S’il est un ouvrage qui permet toutes les facilités c’est hélas Rigoletto. Ce monde des faibles et des puissants, des trompeurs et des trompés, des séducteurs et des séduits demande une autre approche, une autre vision que cette illustration à l’indéniable modern-touch avec ses éclairages étudiés, son atmosphère morbide très "Rue sans Joie" de Pabst et, cerise sur le gâteau, un bossu qui n’en est pas un.
Une conception donc entre gris-clair et gris-foncé donc, qui permet au vétéran Lado Ataneli (annoncé comme souffrant) de se tailler un joli succès dans le rôle titre. Le baryton géorgien concentre dans son personnage toute l’intensité dramatique de l’œuvre. Démarche, mimique, gestuelle se fondent pour tisser un impalpable lien du physique au spirituel. A son actif également aucune charge dans le grotesque ni dans les larmes.
Prise de rôle réussie pour la sympathique Nathalie Manfrino qui décape totalement le rôle de Gilda. Voix généreuse, contrôle absolu du souffle, tonus vocal étonnant (joli contre-mi un rien court mais jamais acide). On y voit tellement de sopranos immatures ou de Castafiore pyrotechniciennes que cette Gilda, séduisante aussi dans sa fragilité, emporte l’adhésion la plus complète.
Stefano Secco déborde de vaillance étudiée avec un Duc de Mantoue en bon père de famille cynique et jouisseur jusqu’à la moelle de l’os, mêlant par petites touches une ambiguïté toute d’ironie.

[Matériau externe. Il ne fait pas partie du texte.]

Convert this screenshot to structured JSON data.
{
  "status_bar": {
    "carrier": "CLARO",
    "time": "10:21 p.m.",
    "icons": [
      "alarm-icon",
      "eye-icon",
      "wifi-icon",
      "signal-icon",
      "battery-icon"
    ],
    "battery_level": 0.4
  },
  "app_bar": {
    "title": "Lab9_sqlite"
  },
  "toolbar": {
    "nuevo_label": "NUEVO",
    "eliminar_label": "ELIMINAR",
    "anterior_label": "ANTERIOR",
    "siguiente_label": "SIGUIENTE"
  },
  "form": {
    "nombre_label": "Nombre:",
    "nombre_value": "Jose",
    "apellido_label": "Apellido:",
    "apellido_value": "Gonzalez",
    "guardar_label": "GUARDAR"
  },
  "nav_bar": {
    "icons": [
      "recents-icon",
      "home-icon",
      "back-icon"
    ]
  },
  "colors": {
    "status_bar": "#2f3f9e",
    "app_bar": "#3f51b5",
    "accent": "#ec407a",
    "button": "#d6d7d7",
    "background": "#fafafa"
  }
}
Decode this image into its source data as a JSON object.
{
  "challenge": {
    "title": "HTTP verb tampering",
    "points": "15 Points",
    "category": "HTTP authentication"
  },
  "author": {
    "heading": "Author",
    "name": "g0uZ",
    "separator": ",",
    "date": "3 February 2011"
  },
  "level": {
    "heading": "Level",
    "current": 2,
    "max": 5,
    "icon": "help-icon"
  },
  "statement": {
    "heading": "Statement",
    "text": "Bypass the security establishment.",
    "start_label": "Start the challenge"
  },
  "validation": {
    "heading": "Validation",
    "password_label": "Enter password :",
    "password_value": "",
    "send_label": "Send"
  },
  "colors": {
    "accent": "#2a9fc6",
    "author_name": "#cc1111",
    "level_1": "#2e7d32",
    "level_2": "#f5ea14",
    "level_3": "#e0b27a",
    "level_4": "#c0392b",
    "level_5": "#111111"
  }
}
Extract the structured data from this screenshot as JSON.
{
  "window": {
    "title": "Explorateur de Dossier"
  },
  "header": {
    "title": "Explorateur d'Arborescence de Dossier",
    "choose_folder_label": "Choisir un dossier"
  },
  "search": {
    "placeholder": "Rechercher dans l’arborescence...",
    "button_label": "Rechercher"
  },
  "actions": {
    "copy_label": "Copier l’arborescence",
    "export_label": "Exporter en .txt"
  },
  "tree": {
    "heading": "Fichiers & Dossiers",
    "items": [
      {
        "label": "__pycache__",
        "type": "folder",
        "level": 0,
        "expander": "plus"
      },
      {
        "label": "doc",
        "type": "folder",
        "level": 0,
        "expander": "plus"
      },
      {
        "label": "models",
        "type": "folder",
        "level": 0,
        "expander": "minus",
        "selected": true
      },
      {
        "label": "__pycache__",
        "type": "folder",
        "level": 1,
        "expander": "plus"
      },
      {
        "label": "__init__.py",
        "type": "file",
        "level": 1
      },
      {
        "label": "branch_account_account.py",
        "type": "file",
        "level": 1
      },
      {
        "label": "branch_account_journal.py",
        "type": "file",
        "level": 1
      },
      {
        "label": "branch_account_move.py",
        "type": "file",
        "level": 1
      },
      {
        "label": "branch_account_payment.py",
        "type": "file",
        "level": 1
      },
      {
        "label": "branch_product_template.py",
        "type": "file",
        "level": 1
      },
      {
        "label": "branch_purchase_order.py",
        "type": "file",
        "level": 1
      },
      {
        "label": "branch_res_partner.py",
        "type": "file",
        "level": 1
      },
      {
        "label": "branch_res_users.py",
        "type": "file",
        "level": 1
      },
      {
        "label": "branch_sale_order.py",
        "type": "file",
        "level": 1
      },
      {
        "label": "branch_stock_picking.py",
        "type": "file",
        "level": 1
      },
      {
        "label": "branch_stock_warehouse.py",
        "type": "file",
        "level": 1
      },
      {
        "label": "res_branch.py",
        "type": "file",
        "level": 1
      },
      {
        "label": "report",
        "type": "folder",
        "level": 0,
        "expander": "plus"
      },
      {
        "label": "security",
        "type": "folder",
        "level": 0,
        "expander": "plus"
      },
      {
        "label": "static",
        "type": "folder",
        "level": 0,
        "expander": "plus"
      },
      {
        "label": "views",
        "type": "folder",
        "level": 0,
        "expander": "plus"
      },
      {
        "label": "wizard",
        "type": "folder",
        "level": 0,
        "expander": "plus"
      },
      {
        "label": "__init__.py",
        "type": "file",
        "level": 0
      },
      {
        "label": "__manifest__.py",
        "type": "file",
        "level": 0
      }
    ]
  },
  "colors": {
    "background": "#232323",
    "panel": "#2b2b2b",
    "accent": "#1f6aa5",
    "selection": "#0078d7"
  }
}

Parmi les rôles secondaires, l’on peut souligner le sonore et noble Monterone de Luciano Montanaro et le Sparafucile de Deyan Vatchkov imposant dans son rôle de tueur blasé. Marie-Ange Todorovitch, prête somptueusement des accents lascifs à une troublante Maddalena à l’érotisme torride qui s’accorde à merveille à ce monde maléfique de tromperie, duperie, volerie, tuerie.
Dans la fosse, Giuliano Carella dirige son monde, orchestre et chœurs avec bonne conscience, bouscule parfois les tempis, mais tout cela avec brio, ferveur et le souffle d’un chef italien qui n’en est pas à son premier Verdi.